Perhaps I should not raise it here. The Prime Minister was a little upset about not getting the wages that hockey players receive. I remind the House that hockey players' salaries are based on United States guidelines of what they think they are worth. If our Prime Minister served 10 times the population and increased his wages by 10 times, he would probably get more money than a hockey player. That is my answer to the value as far as our work is concerned. As an MP, if I did 10 times as much as I am doing today maybe my wages would be a little higher too. We have to put those things in perspective.
I said I was opposed to this redistribution because of one or two concerns. One is about the name change. Adding six letters to the name of Portage could be very easily remedied for me. It would either read Lisgar-Portage or Portage-Lisgar. That would satisfy my complaints about the redistribution problem.
Hon. members may wonder why I am so set on having the name Lisgar in that constituency. This is what I found out looking into the records of the House. The name Lisgar is of significant importance because Sir John Lisgar is a great figure in Canadian history. He was born in Bombay, India, and educated at Oxford University. He was the member of Parliament for County Cavan and served as a Lord of the Treasury from 1844 to 1846 and the chief secretary for Ireland from 1852 to 1855.

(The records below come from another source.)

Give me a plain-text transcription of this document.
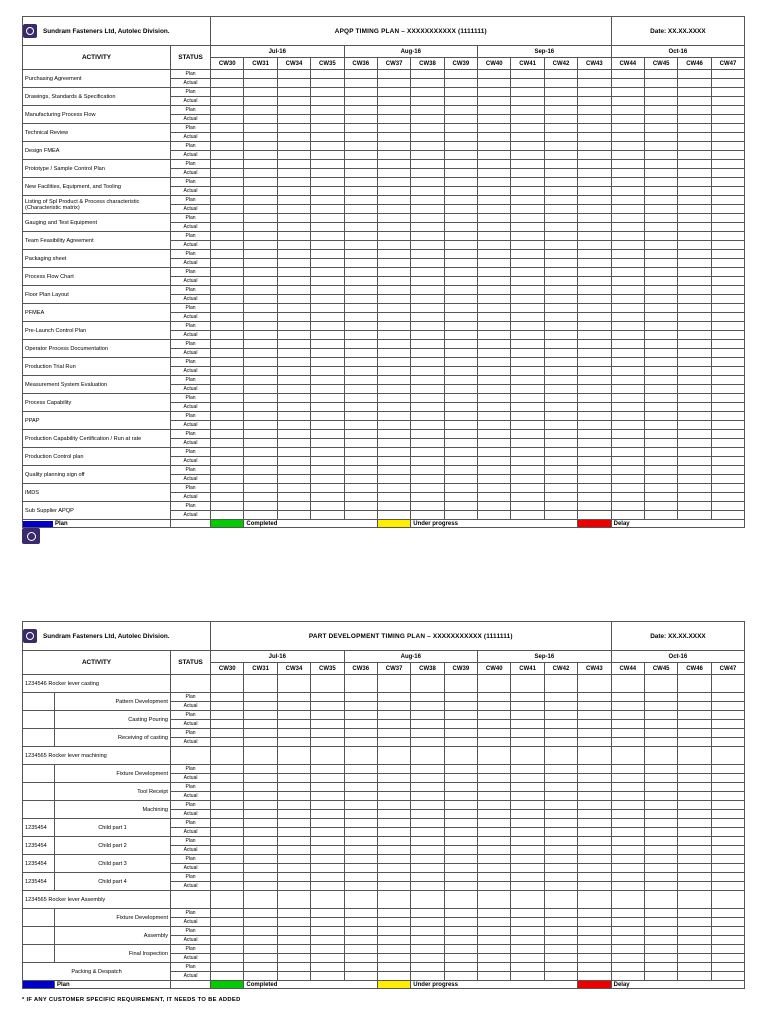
Sundram Fasteners Ltd, Autolec Division.		APQP TIMING PLAN – XXXXXXXXXXX (1111111)												Date: XX.XX.XXXX			
ACTIVITY	STATUS	Jul-16				Aug-16				Sep-16				Oct-16			
		CW30	CW31	CW34	CW35	CW36	CW37	CW38	CW39	CW40	CW41	CW42	CW43	CW44	CW45	CW46	CW47
Purchasing Agreement	Plan																
	Actual																
Drawings, Standards & Specification	Plan																
	Actual																
Manufacturing Process Flow	Plan																
	Actual																
Technical Review	Plan																
	Actual																
Design FMEA	Plan																
	Actual																
Prototype / Sample Control Plan	Plan																
	Actual																
New Facilities, Equipment, and Tooling	Plan																
	Actual																
Listing of Spl Product & Process characteristic (Characteristic matrix)	Plan																
	Actual																
Gauging and Test Equipment	Plan																
	Actual																
Team Feasibility Agreement	Plan																
	Actual																
Packaging sheet	Plan																
	Actual																
Process Flow Chart	Plan																
	Actual																
Floor Plan Layout	Plan																
	Actual																
PFMEA	Plan																
	Actual																
Pre-Launch Control Plan	Plan																
	Actual																
Operator Process Documentation	Plan																
	Actual																
Production Trial Run	Plan																
	Actual																
Measurement System Evaluation	Plan																
	Actual																
Process Capability	Plan																
	Actual																
PPAP	Plan																
	Actual																
Production Capability Certification / Run at rate	Plan																
	Actual																
Production Control plan	Plan																
	Actual																
Quality planning sign off	Plan																
	Actual																
IMDS	Plan																
	Actual																
Sub Supplier APQP	Plan																
	Actual																

Plan			Completed					Under progress						Delay			
Sundram Fasteners Ltd, Autolec Division.			PART DEVELOPMENT TIMING PLAN – XXXXXXXXXXX (1111111)												Date: XX.XX.XXXX			
ACTIVITY		STATUS	Jul-16				Aug-16				Sep-16				Oct-16			
			CW30	CW31	CW34	CW35	CW36	CW37	CW38	CW39	CW40	CW41	CW42	CW43	CW44	CW45	CW46	CW47
1234546 Rocker lever casting																		
	Pattern Development	Plan																
		Actual																
	Casting Pouring	Plan																
		Actual																
	Receiving of casting	Plan																
		Actual																
1234565 Rocker lever machining																		
	Fixture Development	Plan																
		Actual																
	Tool Receipt	Plan																
		Actual																
	Machining	Plan																
		Actual																
1235454	Child part 1	Plan																
		Actual																
1235454	Child part 2	Plan																
		Actual																
1235454	Child part 3	Plan																
		Actual																
1235454	Child part 4	Plan																
		Actual																
1234565 Rocker lever Assembly																		
	Fixture Development	Plan																
		Actual																
	Assembly	Plan																
		Actual																
	Final Inspection	Plan																
		Actual																
Packing & Despatch		Plan																
		Actual																
	Plan			Completed					Under progress						Delay			
* IF ANY CUSTOMER SPECIFIC REQUIREMENT, IT NEEDS TO BE ADDED
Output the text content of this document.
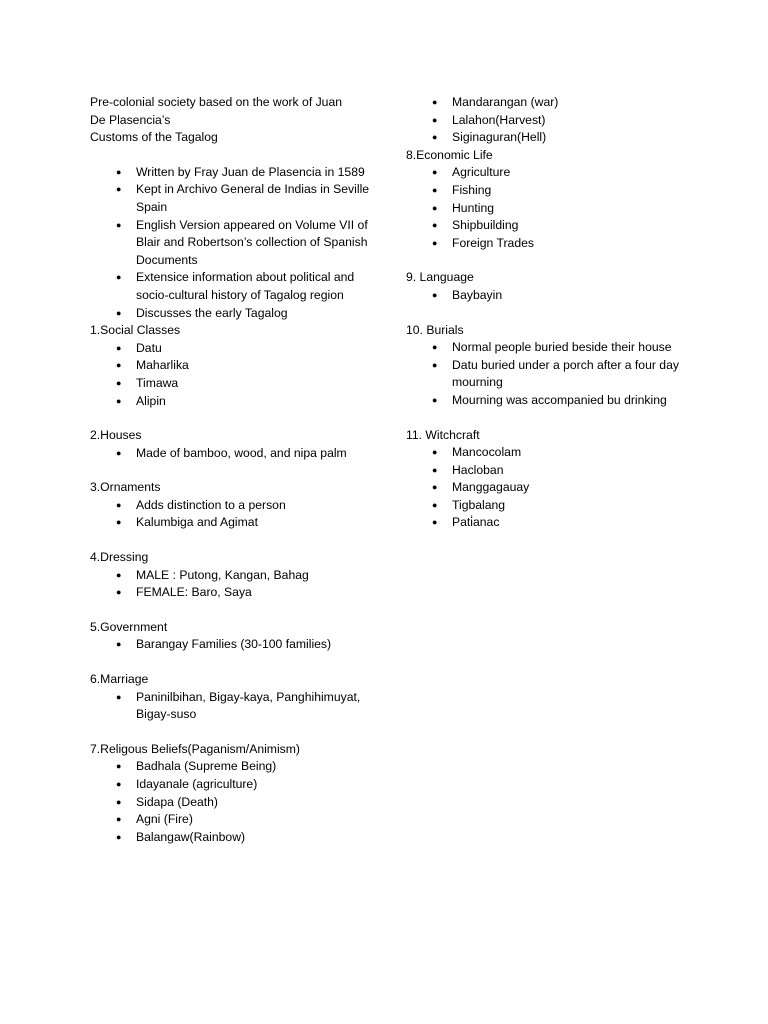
Pre-colonial society based on the work of Juan
De Plasencia’s
Customs of the Tagalog
● Written by Fray Juan de Plasencia in 1589
● Kept in Archivo General de Indias in Seville Spain
● English Version appeared on Volume VII of Blair and Robertson’s collection of Spanish Documents
● Extensice information about political and socio-cultural history of Tagalog region
● Discusses the early Tagalog
1.Social Classes
● Datu
● Maharlika
● Timawa
● Alipin
2.Houses
● Made of bamboo, wood, and nipa palm
3.Ornaments
● Adds distinction to a person
● Kalumbiga and Agimat
4.Dressing
● MALE : Putong, Kangan, Bahag
● FEMALE: Baro, Saya
5.Government
● Barangay Families (30-100 families)
6.Marriage
● Paninilbihan, Bigay-kaya, Panghihimuyat, Bigay-suso
7.Religous Beliefs(Paganism/Animism)
● Badhala (Supreme Being)
● Idayanale (agriculture)
● Sidapa (Death)
● Agni (Fire)
● Balangaw(Rainbow)
● Mandarangan (war)
● Lalahon(Harvest)
● Siginaguran(Hell)
8.Economic Life
● Agriculture
● Fishing
● Hunting
● Shipbuilding
● Foreign Trades
9. Language
● Baybayin
10. Burials
● Normal people buried beside their house
● Datu buried under a porch after a four day mourning
● Mourning was accompanied bu drinking
11. Witchcraft
● Mancocolam
● Hacloban
● Manggagauay
● Tigbalang
● Pati̇anac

During his term in Canada Lisgar took an active role in diffusing Canadian-American tensions created by the Red River rebellion and the Fenian raids. We know how important the rebellion was in Manitoba, the Louis Riel rebellion as they called it. We lose a tremendous part of history if we lose the name Lisgar.
He was a strong supporter of Confederation. He helped negotiate the transfer of Rupertsland and the entry of Manitoba into Confederation. He also encouraged British Columbia to join. He was designated by John A. Macdonald, Prime Minister at that time, as the best Governor General that Canada ever had.
This is what we lose if we take the name Lisgar out of Canadian history. I would encourage the commission and I am
going to write a letter to it asking it to change the name Portage to Portage-Lisgar or Lisgar-Portage, whichever way.
We can see that this name is of great importance to all Canadians and in particular Manitobans. I am at a loss therefore as to why it was dropped. I hope that when the commission finishes its work, completed its hearings, it will come to the conclusion that is beneficial to Canadians as a whole, not as Canadian politicians but Canadian citizens.
The reason we are here as members of Parliament is to follow the wishes, suggestions and guidance of our constituents. We are desperately failing to do that with Bill C-18. There has been no discussion of this bill in any constituencies. It has been done very expediently and quickly for some members of the House.
I hope that we honestly start recognizing that we represent our constituents, that we are here for one purpose, to serve them, not just to tell them how to be served.